Старик Уржа прохромал по ковру и остановился перед Михайлой в двух шагах.
— Мы пойдем в вашу крепость, — шептал, не вставая с колен, из-за спины Уржи толмач. — И горе будет вам, упрямые урусы, если ноги зря покроются пылью вашего города. Запомни это, знатный урус. И подумай еще раз, зря ли стоит войско великого кагана перед стенами? Не пожалеть бы потом, с жизнью прощаясь.
Черные глаза старика за густой сеткой морщин светились злобой.

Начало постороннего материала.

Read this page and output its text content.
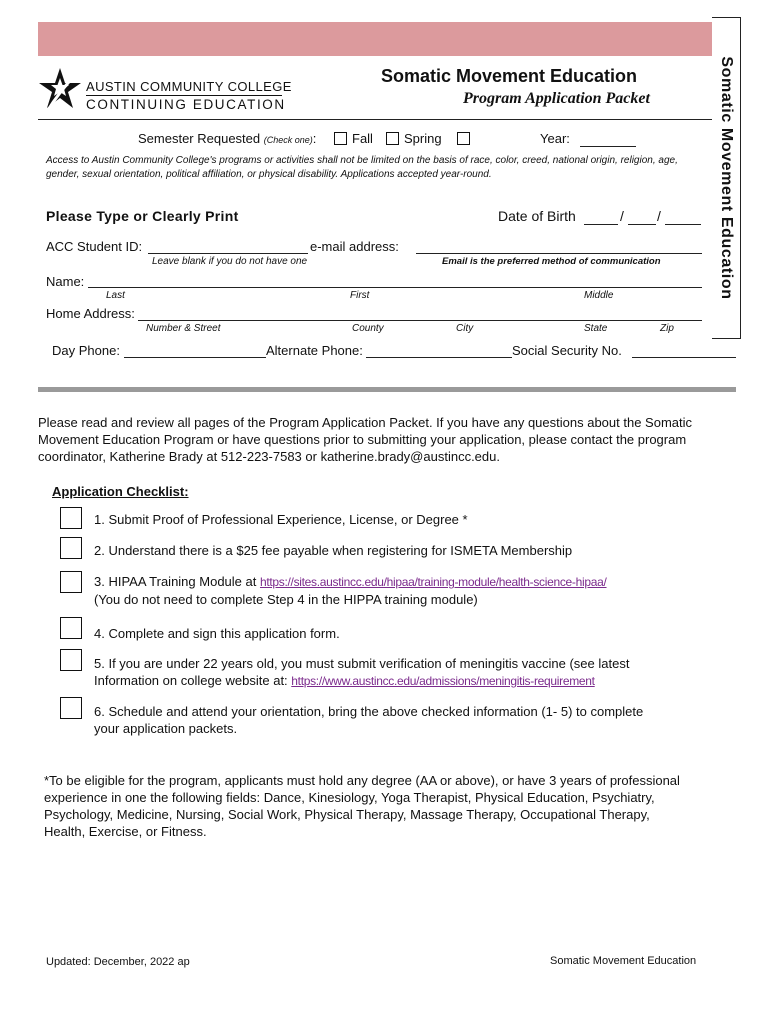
Somatic Movement Education
AUSTIN COMMUNITY COLLEGE
CONTINUING EDUCATION
Somatic Movement Education
Program Application Packet
Semester Requested (Check one):	Fall Spring	Year:
Access to Austin Community College's programs or activities shall not be limited on the basis of race, color, creed, national origin, religion, age, gender, sexual orientation, political affiliation, or physical disability. Applications accepted year-round.
Please Type or Clearly Print	Date of Birth	/ /
ACC Student ID:
Leave blank if you do not have one
e-mail address:
Email is the preferred method of communication
Name:
Last	First	Middle
Home Address:
Number & Street	County	City	State	Zip
Day Phone:	Alternate Phone:	Social Security No.
Please read and review all pages of the Program Application Packet. If you have any questions about the Somatic Movement Education Program or have questions prior to submitting your application, please contact the program coordinator, Katherine Brady at 512-223-7583 or katherine.brady@austincc.edu.
Application Checklist:
1. Submit Proof of Professional Experience, License, or Degree *
2. Understand there is a $25 fee payable when registering for ISMETA Membership
3. HIPAA Training Module at https://sites.austincc.edu/hipaa/training-module/health-science-hipaa/
(You do not need to complete Step 4 in the HIPPA training module)
4. Complete and sign this application form.
5. If you are under 22 years old, you must submit verification of meningitis vaccine (see latest
Information on college website at: https://www.austincc.edu/admissions/meningitis-requirement
6. Schedule and attend your orientation, bring the above checked information (1- 5) to complete
your application packets.
*To be eligible for the program, applicants must hold any degree (AA or above), or have 3 years of professional experience in one the following fields: Dance, Kinesiology, Yoga Therapist, Physical Education, Psychiatry, Psychology, Medicine, Nursing, Social Work, Physical Therapy, Massage Therapy, Occupational Therapy, Health, Exercise, or Fitness.
Updated: December, 2022 ap	Somatic Movement Education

Михайло пересилил взгляд старика своим непреклонным взглядом, степенно поклонился кагану и отступил к своим сотоварищам. За спиной тяжело вздохнул сотенный Ярый.
* * *
Постоянное, не осознанное еще до конца беспокойство владело Иоанном Торником все последние дни стояния под Белгородом. После неудачного приступа каган Тимарь редко появлялся среди князей да и Торника больше к себе не приглашал. Если же доводилось встретиться, то смотрел задумчиво, скользя взглядом мимо лица грека, будто напряженно пытался что-то припомнить, давно забытое и теперь такое нужное. Торник понимал, что теряет покровительство Тимаря, а без этого покровительства ему не выбраться из печенежской степи.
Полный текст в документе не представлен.